No PCIe 3.0 drive can hit the required speed of 5.5GB/s, as they are capped at 3.5GB/s. However, the first PCIe 4.0 M.2 drives have now hit the market, and we're seeing 4 to 5GB/s speeds. By year's end, I expect there will be drives hitting 7GB/s.

Having said that, we are comparing apples and oranges, because that commercial M.2 drive will have its own architecture, its own flash controller and so. For example, the NVMe specification lays out a priority scheme for requests that the M.2 drives can use, and that scheme is pretty nice, but it only has two true priority levels. Our drive supports six. We can hook up a drive with only two priority levels, definitely, but our custom I/O unit has to arbitrate the extra priorities rather than the M.2 drive's flash controller, and so the M.2 drive needs a little extra speed to take care of issues arising from the different approach. That commercial drive also needs to physically fit inside of the bay we created for PlayStation 5 for M.2 drives.

Unlike internal hard drives, there's unfortunately no standard for the height of an M.2 drive and some M.2 drives have giant heatsinks, in fact some of them even have their own fans. Right now we're getting M.2 drive samples and benchmarking them in various ways. When games hit beta as they get ready for the PlayStation 5 launch, we'll also be doing some compatibility testing to make sure that the architecture of particular M.2 drives isn't too foreign for the games to handle. Once we've done that compatibility testing, we should be able to start letting you know which drives will physically fit and which drive samples have benchmarked appropriately high in our testing.

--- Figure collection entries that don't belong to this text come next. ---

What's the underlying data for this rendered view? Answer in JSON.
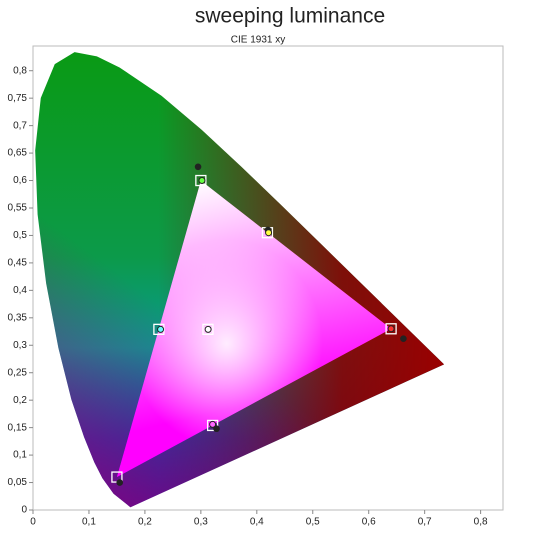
{
  "chart_data": {
    "type": "scatter",
    "title": "sweeping luminance",
    "subtitle": "CIE 1931 xy",
    "xlim": [
      0,
      0.84
    ],
    "ylim": [
      0,
      0.845
    ],
    "xticks": [
      0,
      {
        "value": 0.1,
        "label": "0,1"
      },
      {
        "value": 0.2,
        "label": "0,2"
      },
      {
        "value": 0.3,
        "label": "0,3"
      },
      {
        "value": 0.4,
        "label": "0,4"
      },
      {
        "value": 0.5,
        "label": "0,5"
      },
      {
        "value": 0.6,
        "label": "0,6"
      },
      {
        "value": 0.7,
        "label": "0,7"
      },
      {
        "value": 0.8,
        "label": "0,8"
      }
    ],
    "yticks": [
      0,
      {
        "value": 0.05,
        "label": "0,05"
      },
      {
        "value": 0.1,
        "label": "0,1"
      },
      {
        "value": 0.15,
        "label": "0,15"
      },
      {
        "value": 0.2,
        "label": "0,2"
      },
      {
        "value": 0.25,
        "label": "0,25"
      },
      {
        "value": 0.3,
        "label": "0,3"
      },
      {
        "value": 0.35,
        "label": "0,35"
      },
      {
        "value": 0.4,
        "label": "0,4"
      },
      {
        "value": 0.45,
        "label": "0,45"
      },
      {
        "value": 0.5,
        "label": "0,5"
      },
      {
        "value": 0.55,
        "label": "0,55"
      },
      {
        "value": 0.6,
        "label": "0,6"
      },
      {
        "value": 0.65,
        "label": "0,65"
      },
      {
        "value": 0.7,
        "label": "0,7"
      },
      {
        "value": 0.75,
        "label": "0,75"
      },
      {
        "value": 0.8,
        "label": "0,8"
      }
    ],
    "locus": {
      "x": [
        0.1741,
        0.144,
        0.1241,
        0.1096,
        0.0913,
        0.0687,
        0.0454,
        0.0235,
        0.0082,
        0.0039,
        0.0139,
        0.0389,
        0.0743,
        0.1142,
        0.1547,
        0.2296,
        0.3016,
        0.3731,
        0.4441,
        0.5125,
        0.5752,
        0.627,
        0.6915,
        0.7347
      ],
      "y": [
        0.005,
        0.0297,
        0.0578,
        0.0868,
        0.1327,
        0.2007,
        0.295,
        0.4127,
        0.5384,
        0.6548,
        0.7502,
        0.812,
        0.8338,
        0.8262,
        0.8059,
        0.7543,
        0.6923,
        0.6245,
        0.5547,
        0.4866,
        0.4242,
        0.3725,
        0.3083,
        0.2653
      ]
    },
    "series": [
      {
        "marker": "square",
        "color": "#ffffff",
        "x": [
          0.64,
          0.3,
          0.15,
          0.419,
          0.225,
          0.321,
          0.3127
        ],
        "values": [
          0.33,
          0.6,
          0.06,
          0.505,
          0.329,
          0.154,
          0.329
        ]
      },
      {
        "marker": "dot",
        "color": "#222222",
        "x": [
          0.295,
          0.42,
          0.662,
          0.328,
          0.155
        ],
        "values": [
          0.625,
          0.51,
          0.312,
          0.148,
          0.05
        ]
      },
      {
        "marker": "circle",
        "colors": [
          "#66ff44",
          "#ffff44",
          "#66ffff",
          "#ffffff",
          "#ff3333",
          "#ff66ff"
        ],
        "x": [
          0.302,
          0.421,
          0.228,
          0.313,
          0.64,
          0.321
        ],
        "values": [
          0.6,
          0.505,
          0.329,
          0.329,
          0.33,
          0.156
        ]
      }
    ]
  }
}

It would be great if that would be done by launch, but it's likely to be a bit past it. So please hold off on getting an M.2 drive until you hear from us.

You're welcome to use a regular USB hard disk drive if you want to play PlayStation 4 games through backward compatibility, anyway. There'll be 'a hundred or so' of PS4's top games available at launch, according to Sony, with more coming up later.